Kind of incredible we are already into March. These months really are rolling past. I’ve got a few days off this week, I’m excited to catch up with family and get a few workouts in before doing the Paris half mara this weekend.
Todays blog is a bit of a thought blog around goal sequencing using soccer data. I’ll share some code, some data transformations in Tableau as well some overall thoughts in general when it comes to creating a visual of sequenced events.
Here is an example from Opta’s Twitter page.
So what are goal sequences?
Sequences are passages of play. They can be anything from defensive actions, duals, passes or shots. Sequences end when there is a stoppage in play.
When a team has possession they will join these sequences up together. We can then take these events and try join them up, plotting them on the pitch.
Jonny goes into further detail around how a series of uninterrupted passes leading to a shot would be counted as a sequence. The shot ends this sequence but suppose the keeper saves it and pushes it out for a corner. Although the sequence ends, the possession continues until the opposition gains control of the ball. The original sequence and the sequence initiated from the corner would both be included under the same possession for the team taking the shot.
Now I was pretty excited to go away and start looking at this in action, and realised instantly it was a little tough than first imagined.
Above is a code snippet I used to access some simplified StatsBomb data, using the Womens 2019 World Cup Final as the example.
So I gave it a go, you can check the visualisation and the code from the top of the page under the title header using the icons.
What did trying to plot this data teach me?
Football can be a scrappy game. Unless you have proper context behind the sequence of events, it’s actually quite hard to understand sometimes from data on it’s own. In my example below you can see how Rose Lavelle scored the second goal of the final for the U.S. on a solo run through the Dutch defence that ended with a left-footed strike from 17 yards.
I’ve attached the summary video of the game showing the different actions on the dashboard, this actually helped me understand the data more having seen the game.
It’s really hard to show a sequence of play when possession changes rapidly, during duels. For example, I had looked previously at some games that scored from a corner that had multiple duels in it. Really tough to visualise!
The second thing is, some events need to be excluded from the sequence. You’ll see in my data there will be additional rows of position of players.
Whilst we can string the sequence of events together, some carries and passes don’t necessarily ‘come alive’ when visualising. I think this could be for a combination of reasons, like the number of moving parts. 22 players are on the pitch but if we only map those that are on the ball at a moment in time, we effectively lose a lot of context. On the flip side, how do we show continuous pressure/challenges from players over a duration of multiple sequences? See how it becomes a little complex.
Finally and I guess this is a general rule of thumb with data visualisation, does it showcase and truly reflect the story in the best means possible?
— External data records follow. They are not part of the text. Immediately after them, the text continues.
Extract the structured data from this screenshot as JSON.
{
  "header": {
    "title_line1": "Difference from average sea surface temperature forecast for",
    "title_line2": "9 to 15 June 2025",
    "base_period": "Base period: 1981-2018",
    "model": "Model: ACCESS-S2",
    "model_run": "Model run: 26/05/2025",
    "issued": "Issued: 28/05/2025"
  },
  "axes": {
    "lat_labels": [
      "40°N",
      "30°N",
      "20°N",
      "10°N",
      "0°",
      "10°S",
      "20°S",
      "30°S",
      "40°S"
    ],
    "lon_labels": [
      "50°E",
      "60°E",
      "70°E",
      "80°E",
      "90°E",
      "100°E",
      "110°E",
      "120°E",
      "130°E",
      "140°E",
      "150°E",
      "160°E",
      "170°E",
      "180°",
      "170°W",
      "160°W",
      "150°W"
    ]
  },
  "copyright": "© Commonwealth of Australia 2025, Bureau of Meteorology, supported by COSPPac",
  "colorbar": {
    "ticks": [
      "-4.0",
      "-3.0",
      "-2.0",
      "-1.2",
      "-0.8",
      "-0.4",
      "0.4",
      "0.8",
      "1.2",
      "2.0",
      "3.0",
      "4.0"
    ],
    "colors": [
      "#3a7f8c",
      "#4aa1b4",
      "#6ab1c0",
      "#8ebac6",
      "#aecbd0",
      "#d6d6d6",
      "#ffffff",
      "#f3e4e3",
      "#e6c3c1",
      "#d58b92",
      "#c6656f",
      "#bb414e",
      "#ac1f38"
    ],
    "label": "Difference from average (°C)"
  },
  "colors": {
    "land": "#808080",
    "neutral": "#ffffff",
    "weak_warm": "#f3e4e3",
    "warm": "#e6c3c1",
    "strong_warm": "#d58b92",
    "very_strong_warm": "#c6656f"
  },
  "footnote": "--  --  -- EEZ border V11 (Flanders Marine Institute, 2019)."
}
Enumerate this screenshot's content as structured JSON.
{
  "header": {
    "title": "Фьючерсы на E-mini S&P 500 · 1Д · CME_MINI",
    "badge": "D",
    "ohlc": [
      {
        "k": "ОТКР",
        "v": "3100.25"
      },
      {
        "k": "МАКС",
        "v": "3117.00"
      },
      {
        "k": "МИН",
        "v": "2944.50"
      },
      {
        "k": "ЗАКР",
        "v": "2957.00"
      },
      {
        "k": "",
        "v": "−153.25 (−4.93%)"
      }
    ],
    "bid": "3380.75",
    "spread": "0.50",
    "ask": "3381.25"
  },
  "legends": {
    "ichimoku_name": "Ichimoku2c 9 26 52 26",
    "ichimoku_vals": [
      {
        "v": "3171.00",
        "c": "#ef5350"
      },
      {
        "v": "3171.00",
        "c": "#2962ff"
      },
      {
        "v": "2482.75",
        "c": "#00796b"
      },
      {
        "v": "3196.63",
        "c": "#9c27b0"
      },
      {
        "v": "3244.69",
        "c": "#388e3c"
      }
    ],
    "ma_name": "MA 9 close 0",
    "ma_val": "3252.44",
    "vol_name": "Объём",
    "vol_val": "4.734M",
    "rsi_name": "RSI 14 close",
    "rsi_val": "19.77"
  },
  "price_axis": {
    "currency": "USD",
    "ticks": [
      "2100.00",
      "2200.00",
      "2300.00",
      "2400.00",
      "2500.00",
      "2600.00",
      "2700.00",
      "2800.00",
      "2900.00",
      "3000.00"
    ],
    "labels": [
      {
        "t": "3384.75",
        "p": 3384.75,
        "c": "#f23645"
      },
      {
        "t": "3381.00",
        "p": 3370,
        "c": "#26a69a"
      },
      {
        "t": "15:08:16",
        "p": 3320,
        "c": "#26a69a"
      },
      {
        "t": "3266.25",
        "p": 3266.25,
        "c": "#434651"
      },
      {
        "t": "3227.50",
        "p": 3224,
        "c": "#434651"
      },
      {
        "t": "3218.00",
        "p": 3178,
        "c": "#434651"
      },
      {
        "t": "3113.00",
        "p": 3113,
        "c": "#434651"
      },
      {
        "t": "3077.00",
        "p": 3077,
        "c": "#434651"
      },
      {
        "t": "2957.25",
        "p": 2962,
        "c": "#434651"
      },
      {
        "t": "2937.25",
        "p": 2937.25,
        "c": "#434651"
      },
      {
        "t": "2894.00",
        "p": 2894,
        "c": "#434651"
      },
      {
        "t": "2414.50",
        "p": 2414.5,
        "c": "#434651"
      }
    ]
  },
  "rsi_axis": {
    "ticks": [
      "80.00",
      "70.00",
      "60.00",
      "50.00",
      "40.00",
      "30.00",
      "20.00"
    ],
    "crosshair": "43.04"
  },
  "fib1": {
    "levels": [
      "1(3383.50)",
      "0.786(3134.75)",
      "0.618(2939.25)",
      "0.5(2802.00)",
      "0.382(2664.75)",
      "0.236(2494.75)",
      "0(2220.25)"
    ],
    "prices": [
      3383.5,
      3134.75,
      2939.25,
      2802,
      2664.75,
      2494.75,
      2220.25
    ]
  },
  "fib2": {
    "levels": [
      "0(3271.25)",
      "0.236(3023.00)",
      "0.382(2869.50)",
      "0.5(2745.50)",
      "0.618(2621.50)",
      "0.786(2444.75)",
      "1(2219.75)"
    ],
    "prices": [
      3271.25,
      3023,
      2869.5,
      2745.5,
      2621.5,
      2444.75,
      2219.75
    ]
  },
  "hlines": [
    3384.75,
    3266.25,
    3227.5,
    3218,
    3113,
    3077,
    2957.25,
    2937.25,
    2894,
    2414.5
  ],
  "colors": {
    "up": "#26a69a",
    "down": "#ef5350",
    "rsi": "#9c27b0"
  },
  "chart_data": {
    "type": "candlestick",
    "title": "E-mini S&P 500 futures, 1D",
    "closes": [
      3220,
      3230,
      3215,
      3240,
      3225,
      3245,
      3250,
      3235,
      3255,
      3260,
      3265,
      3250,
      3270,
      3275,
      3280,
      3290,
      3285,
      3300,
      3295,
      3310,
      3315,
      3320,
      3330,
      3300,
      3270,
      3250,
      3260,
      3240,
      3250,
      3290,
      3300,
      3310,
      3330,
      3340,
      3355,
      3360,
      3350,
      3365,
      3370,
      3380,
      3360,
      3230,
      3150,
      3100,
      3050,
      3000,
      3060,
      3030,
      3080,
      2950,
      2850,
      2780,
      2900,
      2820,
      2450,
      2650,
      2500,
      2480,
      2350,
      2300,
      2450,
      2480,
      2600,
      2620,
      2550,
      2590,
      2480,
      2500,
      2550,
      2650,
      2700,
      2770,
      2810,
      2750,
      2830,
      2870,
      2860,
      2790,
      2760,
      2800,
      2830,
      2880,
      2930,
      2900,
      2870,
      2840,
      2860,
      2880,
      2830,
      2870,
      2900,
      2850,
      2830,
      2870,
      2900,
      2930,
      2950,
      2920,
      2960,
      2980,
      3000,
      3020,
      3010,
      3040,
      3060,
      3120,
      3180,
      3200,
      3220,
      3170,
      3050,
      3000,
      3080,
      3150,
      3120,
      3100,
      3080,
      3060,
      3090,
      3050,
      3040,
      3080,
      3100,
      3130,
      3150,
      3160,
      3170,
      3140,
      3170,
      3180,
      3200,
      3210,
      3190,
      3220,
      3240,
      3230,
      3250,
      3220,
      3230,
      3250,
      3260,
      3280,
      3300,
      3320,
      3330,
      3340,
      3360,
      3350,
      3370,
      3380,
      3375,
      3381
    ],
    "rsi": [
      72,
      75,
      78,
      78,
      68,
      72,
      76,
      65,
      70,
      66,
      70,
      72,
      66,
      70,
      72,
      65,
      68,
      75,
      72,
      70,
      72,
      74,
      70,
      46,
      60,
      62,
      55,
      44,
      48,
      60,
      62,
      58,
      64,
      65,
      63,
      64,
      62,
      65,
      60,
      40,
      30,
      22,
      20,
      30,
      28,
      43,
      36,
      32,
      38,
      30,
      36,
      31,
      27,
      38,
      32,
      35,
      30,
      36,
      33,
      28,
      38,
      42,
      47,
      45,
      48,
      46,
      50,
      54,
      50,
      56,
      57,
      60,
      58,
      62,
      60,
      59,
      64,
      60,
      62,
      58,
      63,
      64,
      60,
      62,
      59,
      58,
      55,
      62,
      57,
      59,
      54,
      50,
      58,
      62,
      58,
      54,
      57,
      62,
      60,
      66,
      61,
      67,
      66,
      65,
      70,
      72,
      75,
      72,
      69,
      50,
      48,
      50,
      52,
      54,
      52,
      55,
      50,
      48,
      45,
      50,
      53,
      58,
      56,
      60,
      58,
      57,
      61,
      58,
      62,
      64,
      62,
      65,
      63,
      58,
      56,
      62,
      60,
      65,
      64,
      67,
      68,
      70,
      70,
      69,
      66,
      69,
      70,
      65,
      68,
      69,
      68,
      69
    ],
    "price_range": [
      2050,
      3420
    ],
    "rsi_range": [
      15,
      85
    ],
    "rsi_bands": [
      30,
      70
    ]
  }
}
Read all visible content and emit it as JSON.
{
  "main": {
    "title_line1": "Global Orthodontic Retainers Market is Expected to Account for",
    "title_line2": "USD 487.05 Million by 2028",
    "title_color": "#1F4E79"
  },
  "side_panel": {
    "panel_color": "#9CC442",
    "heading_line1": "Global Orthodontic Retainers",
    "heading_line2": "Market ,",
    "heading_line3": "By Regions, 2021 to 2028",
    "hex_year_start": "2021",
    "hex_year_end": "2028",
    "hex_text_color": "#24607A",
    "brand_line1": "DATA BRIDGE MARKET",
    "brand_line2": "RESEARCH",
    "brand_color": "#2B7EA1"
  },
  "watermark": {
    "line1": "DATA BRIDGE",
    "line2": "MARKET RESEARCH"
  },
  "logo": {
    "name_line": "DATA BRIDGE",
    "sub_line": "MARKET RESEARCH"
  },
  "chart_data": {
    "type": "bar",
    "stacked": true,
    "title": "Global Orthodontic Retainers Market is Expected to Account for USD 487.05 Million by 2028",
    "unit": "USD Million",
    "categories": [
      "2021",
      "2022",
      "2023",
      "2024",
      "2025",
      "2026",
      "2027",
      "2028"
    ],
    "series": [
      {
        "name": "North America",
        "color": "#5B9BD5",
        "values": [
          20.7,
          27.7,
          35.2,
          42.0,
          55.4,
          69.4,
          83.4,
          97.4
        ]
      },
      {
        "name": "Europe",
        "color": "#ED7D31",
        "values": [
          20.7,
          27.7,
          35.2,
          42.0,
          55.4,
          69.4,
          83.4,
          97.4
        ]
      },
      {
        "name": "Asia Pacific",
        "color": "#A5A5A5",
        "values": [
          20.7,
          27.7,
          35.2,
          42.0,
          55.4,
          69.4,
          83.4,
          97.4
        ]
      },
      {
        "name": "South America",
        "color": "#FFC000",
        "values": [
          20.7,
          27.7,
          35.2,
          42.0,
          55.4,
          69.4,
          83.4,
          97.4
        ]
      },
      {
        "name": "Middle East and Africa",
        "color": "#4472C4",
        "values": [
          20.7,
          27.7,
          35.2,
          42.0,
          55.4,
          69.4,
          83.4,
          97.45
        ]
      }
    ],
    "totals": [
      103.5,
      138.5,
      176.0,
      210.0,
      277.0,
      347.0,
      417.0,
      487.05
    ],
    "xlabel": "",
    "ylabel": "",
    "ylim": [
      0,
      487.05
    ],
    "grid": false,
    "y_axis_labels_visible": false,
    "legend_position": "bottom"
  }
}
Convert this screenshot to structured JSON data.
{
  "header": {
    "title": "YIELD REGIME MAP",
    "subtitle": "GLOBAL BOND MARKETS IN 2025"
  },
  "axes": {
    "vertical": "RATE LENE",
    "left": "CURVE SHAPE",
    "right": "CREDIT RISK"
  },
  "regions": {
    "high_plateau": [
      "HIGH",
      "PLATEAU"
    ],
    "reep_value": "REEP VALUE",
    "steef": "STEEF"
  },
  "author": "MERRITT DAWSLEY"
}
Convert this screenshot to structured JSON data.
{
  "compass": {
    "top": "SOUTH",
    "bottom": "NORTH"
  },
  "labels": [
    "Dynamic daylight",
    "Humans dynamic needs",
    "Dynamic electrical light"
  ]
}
So when do goal sequences work well?
Well this example of Mo Salah taking 11 seconds from box to box was a nice example.
What this visual and the one below from the analysts blog have in common is the way of showing passes vs carries using dashed and block lines. (dashed lines are a little hard to do in Tableau, less so in Python/R etc i’m sure.)
Simple in design, beautifully presented and is able to provide context to the different carries, passes and part of the pitch used in building up to the goal.
But sequences can also be used at the aggregated level too. Whilst these goal sequences provide pretty pitch charts, we can also start to analyse the impact of players through sequences.
A few examples could be analysing turnover, build up of attack, number of successful passes in a row, direction of attack. You will see in a lot of games on telly some more simple metrics around possession, metres run and potentially duels too. Think of this as just that next step on.
So, what tips do I have for those wanting to build the visual in Tableau?
- For lines you will want to union your dataset to create a start and an end node! If you read any of my other soccer blogs you will have seen anything with lines gets unioned, whereas player position or shot data can stay as it is, as you only need one mark to represent that player/action.
- In Tableau if you map the pitch onto the background you can benefit from creating multiple ‘layers’.
- Check your data to make sure that you don’t need to reflect the data depending if your co-ordinates are plotted on a full or a half pitch.
- Cross reference your data with summary video snippets
- Label passes and carries with different indicators as these are different actions. Dashed vs block works well, if not try a different colour or thickness of line. I attempted to use a comet style for the pass to indicate direction.
- Decide how much detail you want to put into your chart. Mine were very basic, but you could add action numbers, player details and use colour more effectively.
- Narrow your dataset down to start and end at appropriate events. For example a throw in or free kick would be a great starting point. A goal seems like a plausible end point. Perhaps you also may want to showcase possession up the the point of a goal scoring free kick. You’ll see in my case, there was a penalty. Wouldn’t it be nice to know what events happened for that to occur?
- Generally good to rank your events in your data.
Anyway, thanks for listening to my rambling. Excited to see where you take it.